Ketiga pria itu berlari kesetanan menembus jalanan aspal yang gelap gulita. Jantung Aris berpacu kencang. Ia menyadari apa yang sedang terjadi dan kengerian dari taktik ayahnya kali ini membuat darahnya mendidih.

Sesampainya mereka di batas desa, dekat gapura penjagaan, sebuah truk dengan keranjang crane milik Perusahaan Listrik Negara (PLN) tampak sedang bersiap untuk pergi. Dua orang teknisi berseragam biru baru saja turun dari tiang trafo utama yang menyuplai seluruh aliran listrik ke desa.

"Hei! Berhenti!" bentak Aris. Ia menerjang maju, menghalangi pintu kemudi truk tersebut. Budi dan Kang Maman berdiri di sisi kiri dan kanan Aris dengan dada membusung, wajah mereka mengeras menahan amarah. "Apa-apaan ini?! Kenapa kalian memutus jalur trafo ke desa kami? Kami tidak ada tunggakan bayar listrik!"

Teknisi PLN yang memegang kemudi itu tampak pucat dan ketakutan. Ia menurunkan kaca jendelanya sedikit. "Maaf, Mas... sungguh, kami cuma menjalankan perintah dari pusat kabupaten. Kami tidak punya pilihan."
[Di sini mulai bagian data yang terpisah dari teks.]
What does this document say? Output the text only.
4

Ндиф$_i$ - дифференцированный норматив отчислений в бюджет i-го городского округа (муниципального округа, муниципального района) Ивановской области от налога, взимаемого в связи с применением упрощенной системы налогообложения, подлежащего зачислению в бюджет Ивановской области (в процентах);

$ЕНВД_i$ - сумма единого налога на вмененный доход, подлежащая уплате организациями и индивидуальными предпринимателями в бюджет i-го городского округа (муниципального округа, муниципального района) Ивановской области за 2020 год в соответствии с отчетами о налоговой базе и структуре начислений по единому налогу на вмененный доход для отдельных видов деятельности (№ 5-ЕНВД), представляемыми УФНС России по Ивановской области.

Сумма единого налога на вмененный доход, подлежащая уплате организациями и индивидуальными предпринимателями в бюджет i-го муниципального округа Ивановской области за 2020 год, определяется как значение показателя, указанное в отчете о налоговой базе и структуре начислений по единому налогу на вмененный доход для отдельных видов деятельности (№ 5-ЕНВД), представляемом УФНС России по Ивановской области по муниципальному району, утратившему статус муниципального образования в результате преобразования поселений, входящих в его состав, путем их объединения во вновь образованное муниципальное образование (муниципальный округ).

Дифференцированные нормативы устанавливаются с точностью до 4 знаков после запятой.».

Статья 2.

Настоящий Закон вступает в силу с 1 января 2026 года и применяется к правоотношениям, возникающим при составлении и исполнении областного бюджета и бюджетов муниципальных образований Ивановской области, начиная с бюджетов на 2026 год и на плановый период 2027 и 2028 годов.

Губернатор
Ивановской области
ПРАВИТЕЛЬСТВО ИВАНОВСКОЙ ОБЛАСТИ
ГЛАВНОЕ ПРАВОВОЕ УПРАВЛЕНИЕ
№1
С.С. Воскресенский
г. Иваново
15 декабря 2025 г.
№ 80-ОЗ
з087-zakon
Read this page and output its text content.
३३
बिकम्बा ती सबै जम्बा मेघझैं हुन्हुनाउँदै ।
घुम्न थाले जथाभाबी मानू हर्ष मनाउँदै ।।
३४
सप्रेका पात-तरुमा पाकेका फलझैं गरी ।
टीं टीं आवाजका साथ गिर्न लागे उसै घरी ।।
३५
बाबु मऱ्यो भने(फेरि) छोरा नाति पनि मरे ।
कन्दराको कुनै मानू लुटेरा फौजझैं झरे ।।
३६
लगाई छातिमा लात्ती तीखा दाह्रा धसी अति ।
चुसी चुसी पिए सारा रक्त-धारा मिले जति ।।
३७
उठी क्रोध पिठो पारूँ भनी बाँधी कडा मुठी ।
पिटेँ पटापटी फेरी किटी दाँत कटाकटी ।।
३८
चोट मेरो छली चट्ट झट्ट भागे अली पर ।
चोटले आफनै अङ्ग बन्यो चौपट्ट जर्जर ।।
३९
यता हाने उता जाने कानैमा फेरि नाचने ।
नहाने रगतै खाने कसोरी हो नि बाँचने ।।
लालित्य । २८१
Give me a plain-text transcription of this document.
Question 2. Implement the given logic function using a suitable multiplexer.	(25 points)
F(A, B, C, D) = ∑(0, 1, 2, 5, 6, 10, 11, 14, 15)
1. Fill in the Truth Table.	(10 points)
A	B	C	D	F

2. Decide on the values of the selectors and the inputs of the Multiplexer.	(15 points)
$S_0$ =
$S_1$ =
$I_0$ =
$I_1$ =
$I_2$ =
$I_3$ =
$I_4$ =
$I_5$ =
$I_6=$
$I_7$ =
"Perintah apa?!" raung Kang Maman, urat di lehernya menonjol keluar. "Di rumahku ada orang tua yang sakit asma dan butuh alat uap! Kalau listrik mati, kalian mau membunuhnya?!"

Teknisi itu menelan ludah dengan susah payah, ia menyerahkan selembar kertas fotokopi dari celah jendela. Aris merebutnya kasar dan membacanya di bawah cahaya lampu depan truk.

Itu adalah surat tembusan dari Pengadilan Negeri Kabupaten, ditandatangani oleh hakim yang sama yang mengeluarkan status sengketa. Surat itu merujuk pada regulasi kuno tentang penertiban aset. Isinya dengan jelas menyatakan bahwa: "Mengingat area tersebut merupakan objek sengketa Hak Milik Tingkat Tinggi yang dibekukan, maka segala bentuk fasilitas dan utilitas negara yang disubsidi, termasuk namun tidak terbatas pada pasokan listrik dan air bersih dari Perusahaan Daerah Air Minum, wajib dihentikan sementara hingga ada putusan hukum tetap untuk mencegah kerugian negara."